Esta Alice só se vê com os olhos fechados

Wonderland, a nova criação do Teatro de Marionetas do Porto, é mais uma descida aos infernos da Alice no País das Maravilhas, mas agora para adultos. Continuamos
a ter alucinações, com este texto de Lewis Carroll

a Lewis Carroll foi com Alice ao país das maravilhas e ao outro lado do espelho e viu centenas de coisas, nesses sítios onde para ver coisas é preciso ter os olhos fechados - mas não viu nada (nenhuma Rainha de Copas, nenhum coelho com pressa, nenhum chapeleiro louco) que chegasse aos pés dessa miúda "moving under skies never seen by waking eyes" que continuava a assombrá-lo meses depois dessa viagem fundadora para o inconsciente colectivo ocidental. Em 1997, o Teatro de Marionetas do Porto (TMP) também foi com ela por aí fora, de olhos fechados. Passaram-se 12 anos e João Paulo Seara Cardoso, o director da companhia, também continua assombrado por essa presença: Wonderland é o TMP a ir ter com ela outra vez, nos subterrâneos que tinham ficado por escavar.Ao contrário de Alice no País das Maravilhas (a peça de 1997), Wonderland, que o TMP estreia esta noite em Matosinhos, no Cine-Teatro Constantino Nery, é um espectáculo para adultos. "Quando fizemos a Alice para crianças, há 12 anos, percebi que essa era uma leitura muito superficial e que a Alice tem muitos subterrâneos para escavar, muitos labirintos onde nos podíamos voltar a perder. Também comecei a ler as interpretações que os psicanalistas fizeram do texto, as teses do Artaud, e achei, como diz a Virgina Woolf, que a Alice mais interessante é a que transforma adultos em crianças", explica Seara Cardoso.

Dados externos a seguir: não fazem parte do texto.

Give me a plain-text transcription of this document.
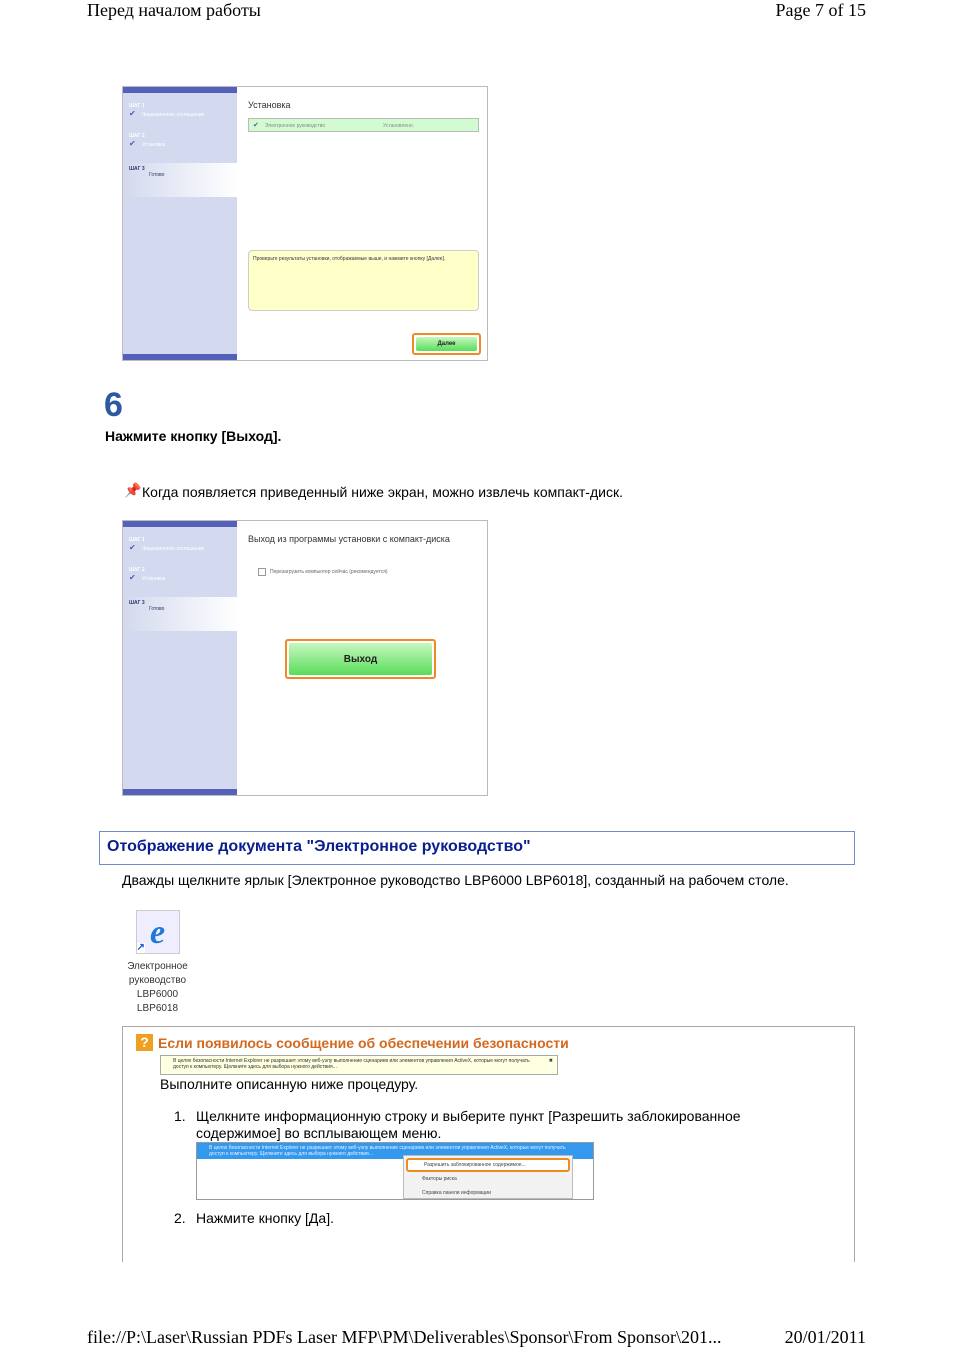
Перед началом работы	Page 7 of 15
ШАГ 1
✔ Лицензионное соглашение
ШАГ 2
✔ Установка
ШАГ 3
Готово
Установка
✔ Электронное руководство	Установлено.
Проверьте результаты установки, отображаемые выше, и нажмите кнопку [Далее].
Далее
6
Нажмите кнопку [Выход].
📌 Когда появляется приведенный ниже экран, можно извлечь компакт-диск.
ШАГ 1
✔ Лицензионное соглашение
ШАГ 2
✔ Установка
ШАГ 3
Готово
Выход из программы установки с компакт-диска
Перезагрузить компьютер сейчас (рекомендуется)
Выход
Отображение документа "Электронное руководство"
Дважды щелкните ярлык [Электронное руководство LBP6000 LBP6018], созданный на рабочем столе.
e
↗
Электронное
руководство
LBP6000
LBP6018
? Если появилось сообщение об обеспечении безопасности
В целях безопасности Internet Explorer не разрешает этому веб-узлу выполнение сценариев или элементов управления ActiveX, которые могут получать доступ к компьютеру. Щелкните здесь для выбора нужного действия...
✖
Выполните описанную ниже процедуру.
1. Щелкните информационную строку и выберите пункт [Разрешить заблокированное содержимое] во всплывающем меню.
В целях безопасности Internet Explorer не разрешает этому веб-узлу выполнение сценариев или элементов управления ActiveX, которые могут получать доступ к компьютеру. Щелкните здесь для выбора нужного действия...
Разрешить заблокированное содержимое...
Факторы риска
Справка панели информации
2. Нажмите кнопку [Да].
file://P:\Laser\Russian PDFs Laser MFP\PM\Deliverables\Sponsor\From Sponsor\201...	20/01/2011
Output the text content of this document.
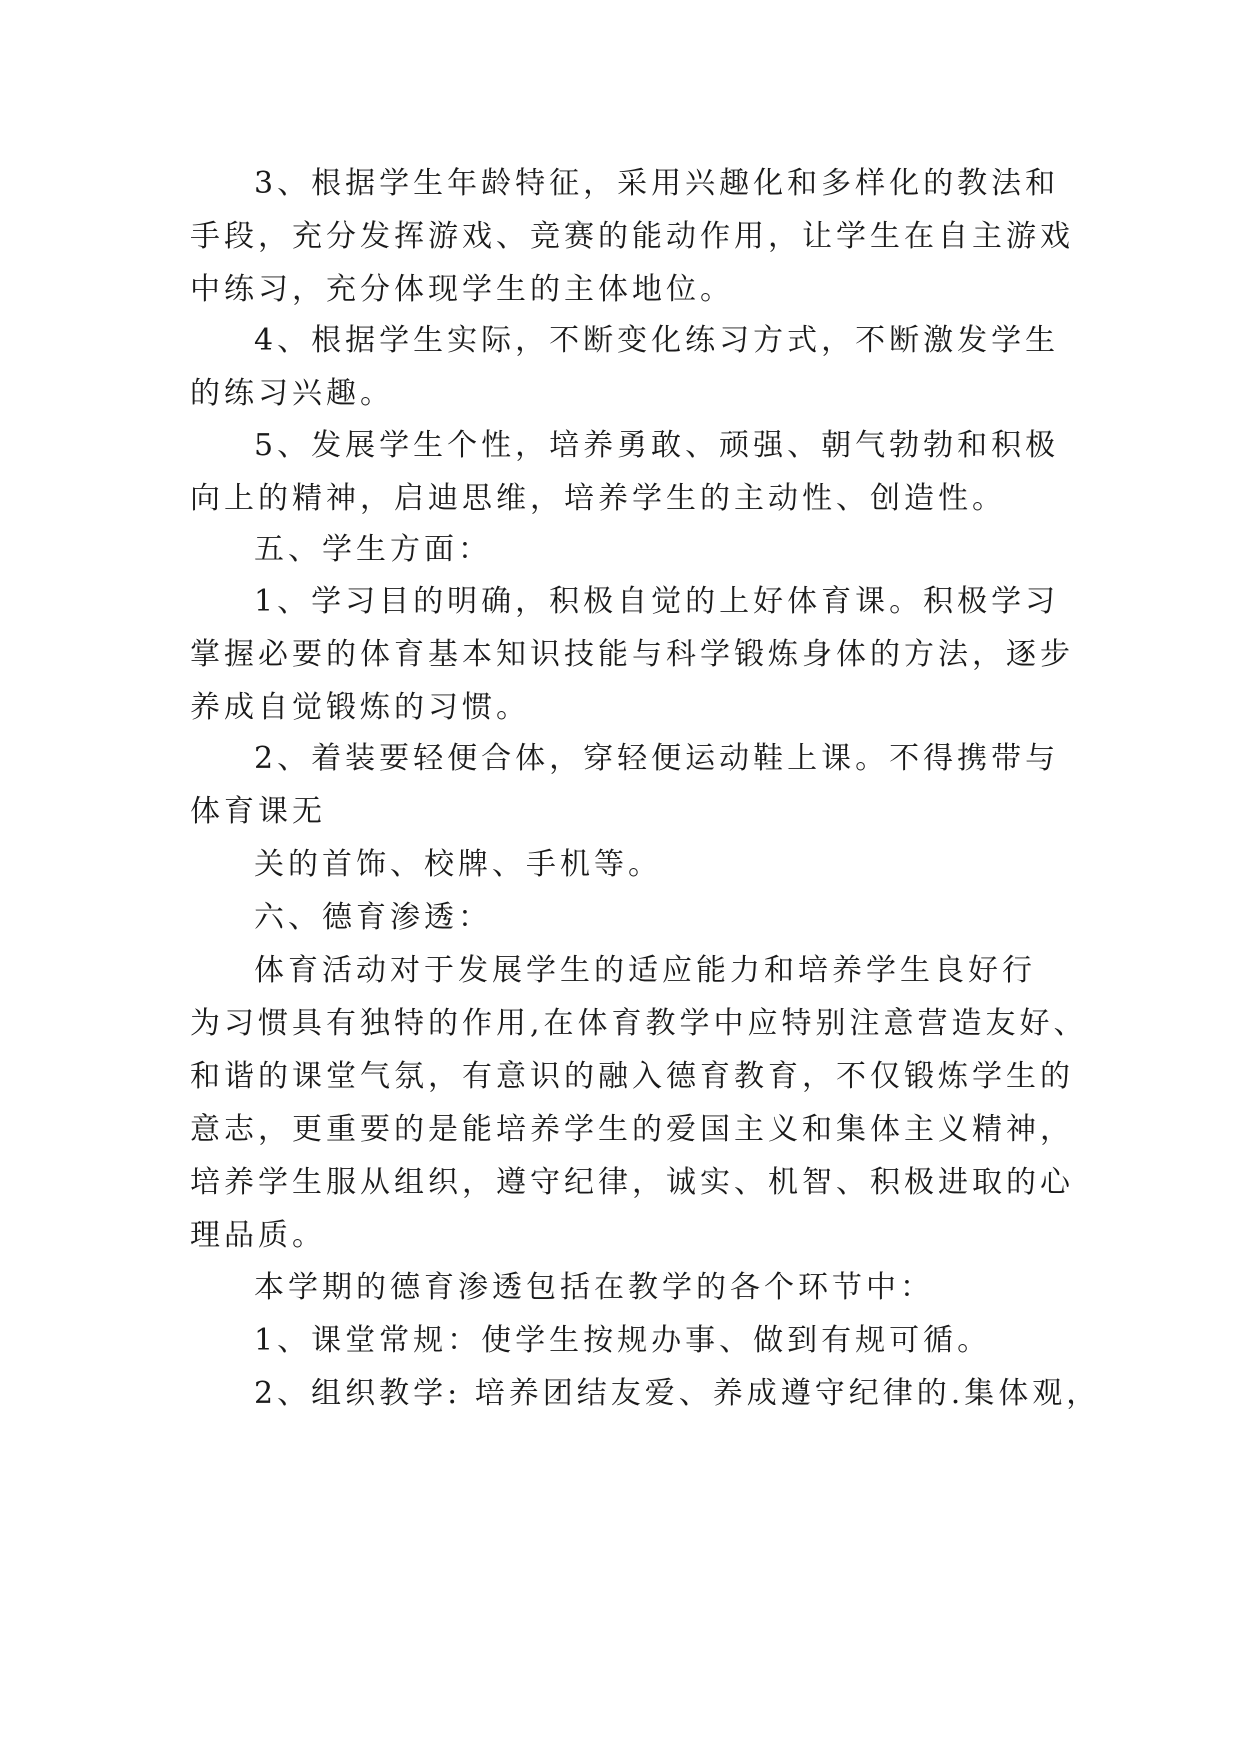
3、根据学生年龄特征，采用兴趣化和多样化的教法和

手段，充分发挥游戏、竞赛的能动作用，让学生在自主游戏

中练习，充分体现学生的主体地位。

4、根据学生实际，不断变化练习方式，不断激发学生

的练习兴趣。

5、发展学生个性，培养勇敢、顽强、朝气勃勃和积极

向上的精神，启迪思维，培养学生的主动性、创造性。

五、学生方面：

1、学习目的明确，积极自觉的上好体育课。积极学习

掌握必要的体育基本知识技能与科学锻炼身体的方法，逐步

养成自觉锻炼的习惯。

2、着装要轻便合体，穿轻便运动鞋上课。不得携带与

体育课无

关的首饰、校牌、手机等。

六、德育渗透：

体育活动对于发展学生的适应能力和培养学生良好行

为习惯具有独特的作用,在体育教学中应特别注意营造友好、

和谐的课堂气氛，有意识的融入德育教育，不仅锻炼学生的

意志，更重要的是能培养学生的爱国主义和集体主义精神，

培养学生服从组织，遵守纪律，诚实、机智、积极进取的心

理品质。

本学期的德育渗透包括在教学的各个环节中：

1、课堂常规：使学生按规办事、做到有规可循。

2、组织教学: 培养团结友爱、养成遵守纪律的.集体观，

Vamos lá, então, descer aos infernos deste texto e lê-lo com olhos de adulto que ainda tem medo do escuro. Wonderland não é exactamente um espectáculo: é uma alucinação, um estado estranho, alterado, em que nos cruzamos com seres "never seen by waking eyes" que, mesmo quando nos parecem familiares, não são exactamente aquilo que nos lembrávamos de ter visto há muitos anos, num filme da Disney. "Resolvi usar a nossa memória iconográfica da Alice para começar e acabar de contar a história, mas a partir do momento em que mergulhamos nas profundezas a Alice passa a ser nossa e a ir pelos caminhos que nós queremos que ela siga", continua o encenador.
A Alice deles é isto: uma miúda morena, de cabelos pretos a dar pelo queixo e uns olhos gigantes, abertos mas para dentro, a engolir um sítio que ela não sabe onde fica e onde há flamingos, serviços de chá, cartas acabadas de chegar à caixa do correio, partidas de cróquete e relógios parados no recreio da escola. Parece uma coisa de crianças, mas às tantas estamos no Inferno (há uma serpente, uma garrafa que diz "bebe-me" e uma Rainha de Copas especialmente carnívora), e este Inferno é um ambiente um bocado lynchiano. "Pensei muito na leitura sexual que a psicanálise faz disto e não me interessou muito ir por aí - mas interessou-me usar a Rainha de Copas como encarnação do próprio Lewis Carroll. É um homem particular - um professor de Matemática respeitado em Oxford, que vai ser padre, mas que depois faz declarações estranhas e diz que as raparigas a partir dos 12 anos já não lhe interessam. Há ali um sentimento de culpa, de pecado, e isso está no espectáculo", sublinha Seara Cardoso.
Precisamos é de ter os olhos fechados para o ver melhor: Wonderland é um país profundamente visual mas também profundamente sonoro em que nunca ninguém parece falar a nossa língua - e onde, no entanto, nunca chegamos realmente a sair de casa.